Tag Archive | identidade

Virar costas a Castela

Padrão dos Descobrimentos. Lisboa.

Virar costas à latinidade não traz bom vento. Insensatez de Estado, cenoura do povo e oportunismo do resto.

Conhece Angelo Branduardi? Não? E a Billie Eilish? A cereja no bolo do terceiro milénio é a avaliação assente na ignorância electronicamente ruidosa. O Angelo Branduardi é uma espécie de José Afonso da Itália. Ao prestar-lhe atenção, paramos, por um momento, de coçar o mainstream. Boiar na corrente é cómodo, mas nada pessoal. Sem cabeça, coração e estômago, com raízes gastas, sob uma tempestade de gadgets e emblemas, arriscamos o excesso semiótico e o distúrbio gastro-identitário.

Viramos costas à latinidade com o freio nos dentes. Afigura-se estúpido desvalorizar o que somos.

Angelo Branduardi. La Luna. La Luna. 1975.
Angelo Branduardi. Alla Fiera Dell’ Est. Alla Fiera Dell’ Est. 1976. Ao vivo em 1996.
Angelo Branduardi. La Pulce D’Acqua. La Pulce D’Acqua. 1977. Ao vivo em 1983.

O murmúrio e o grito

As questões de identidade constituem uma fonte incansável e delicada de discursos. A publicidade não se faz rogada. A propósito, por exemplo, de brinquedos, do cancro da mama ou da assunção de género. Pode significar-se uma identidade discretamente, em modo quase confidencial. Dispensa-se gritar ou arranhar sensibilidades. Há anúncios que transpiram subtileza, outros sopram trombetas num filme mudo.

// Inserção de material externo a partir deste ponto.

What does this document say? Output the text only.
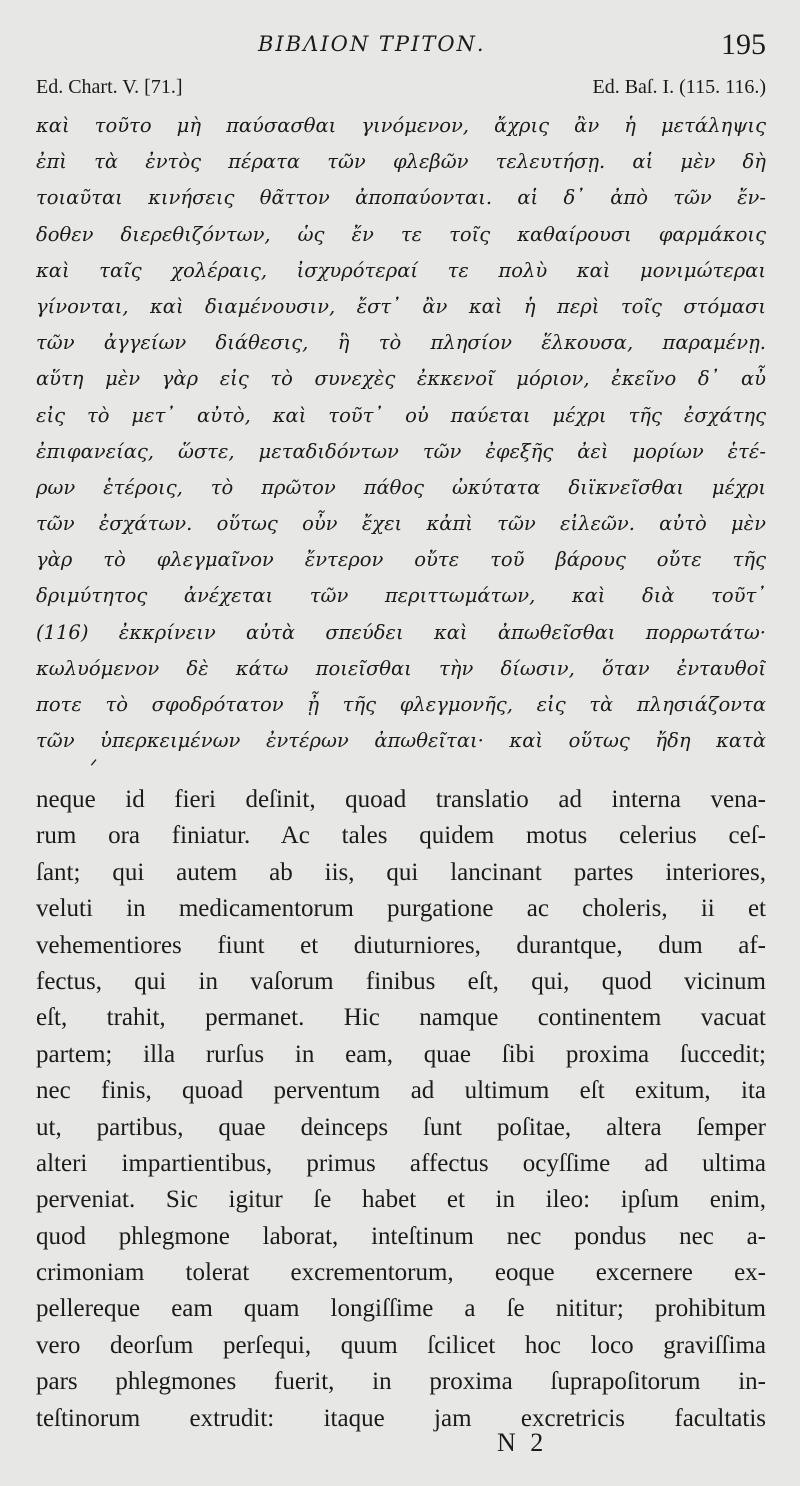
BIBΛΙΟΝ ΤΡΙΤΟΝ.	195
Ed. Chart. V. [71.]	Ed. Baſ. I. (115. 116.)
καὶ τοῦτο μὴ παύσασθαι γινόμενον, ἄχρις ἂν ἡ μετάληψις
ἐπὶ τὰ ἐντὸς πέρατα τῶν φλεβῶν τελευτήσῃ. αἱ μὲν δὴ
τοιαῦται κινήσεις θᾶττον ἀποπαύονται. αἱ δ᾽ ἀπὸ τῶν ἔν-
δοθεν διερεθιζόντων, ὡς ἔν τε τοῖς καθαίρουσι φαρμάκοις
καὶ ταῖς χολέραις, ἰσχυρότεραί τε πολὺ καὶ μονιμώτεραι
γίνονται, καὶ διαμένουσιν, ἔστ᾽ ἂν καὶ ἡ περὶ τοῖς στόμασι
τῶν ἀγγείων διάθεσις, ἣ τὸ πλησίον ἕλκουσα, παραμένῃ.
αὕτη μὲν γὰρ εἰς τὸ συνεχὲς ἐκκενοῖ μόριον, ἐκεῖνο δ᾽ αὖ
εἰς τὸ μετ᾽ αὐτὸ, καὶ τοῦτ᾽ οὐ παύεται μέχρι τῆς ἐσχάτης
ἐπιφανείας, ὥστε, μεταδιδόντων τῶν ἐφεξῆς ἀεὶ μορίων ἑτέ-
ρων ἑτέροις, τὸ πρῶτον πάθος ὠκύτατα διϊκνεῖσθαι μέχρι
τῶν ἐσχάτων. οὕτως οὖν ἔχει κἀπὶ τῶν εἰλεῶν. αὐτὸ μὲν
γὰρ τὸ φλεγμαῖνον ἔντερον οὔτε τοῦ βάρους οὔτε τῆς
δριμύτητος ἀνέχεται τῶν περιττωμάτων, καὶ διὰ τοῦτ᾽
(116) ἐκκρίνειν αὐτὰ σπεύδει καὶ ἀπωθεῖσθαι πορρωτάτω·
κωλυόμενον δὲ κάτω ποιεῖσθαι τὴν δίωσιν, ὅταν ἐνταυθοῖ
ποτε τὸ σφοδρότατον ᾖ τῆς φλεγμονῆς, εἰς τὰ πλησιάζοντα
τῶν ὑπερκειμένων ἐντέρων ἀπωθεῖται· καὶ οὕτως ἤδη κατὰ
ᐟ
neque id fieri deſinit, quoad translatio ad interna vena-
rum ora finiatur. Ac tales quidem motus celerius ceſ-
ſant; qui autem ab iis, qui lancinant partes interiores,
veluti in medicamentorum purgatione ac choleris, ii et
vehementiores fiunt et diuturniores, durantque, dum af-
fectus, qui in vaſorum finibus eſt, qui, quod vicinum
eſt, trahit, permanet. Hic namque continentem vacuat
partem; illa rurſus in eam, quae ſibi proxima ſuccedit;
nec finis, quoad perventum ad ultimum eſt exitum, ita
ut, partibus, quae deinceps ſunt poſitae, altera ſemper
alteri impartientibus, primus affectus ocyſſime ad ultima
perveniat. Sic igitur ſe habet et in ileo: ipſum enim,
quod phlegmone laborat, inteſtinum nec pondus nec a-
crimoniam tolerat excrementorum, eoque excernere ex-
pellereque eam quam longiſſime a ſe nititur; prohibitum
vero deorſum perſequi, quum ſcilicet hoc loco graviſſima
pars phlegmones fuerit, in proxima ſuprapoſitorum in-
teſtinorum extrudit: itaque jam excretricis facultatis
N 2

Marca: Dreamland. Título: Déballe tes rêves. Agência: Mortierbrigade (Bruxelles). Direcção: Marit Weerheijm. Bélgica, Novembro 2019.
Marca: Pink Ribbon. Título: Finally. Agência: Mortierbrigade (Bruxelles). Direcção: Marit Weerheijm. Bélgica, Setembro 2018.

Para aceder ao anúncio seguinte, carregar na imagem.

Anunciante. 22nd San Francisco International Lesbian & Gay Film Festival. Título: Au cinéma. Estados Unidos, 1998.

A cópia e o fragmento

“Nós só conhecemos verdadeiramente aquilo que é novo, aquilo que introduz bruscamente na nossa sensibilidade uma mudança de tom que nos choca, aquilo que o hábito ainda não substituiu pelos seus pálidos fac-símiles. Mas foi sobretudo este fraccionamento de Albertina em numerosos fragmentos, em numerosas Albertinas, que era o seu único modo de existência em mim (…) Cada um de nós não é uno, mas contém numerosas pessoas que não possuem todas o mesmo valor moral” (Marcel Proust, À la recherche du temps perdu. Livre 6 : Albertine Disparue, 1927).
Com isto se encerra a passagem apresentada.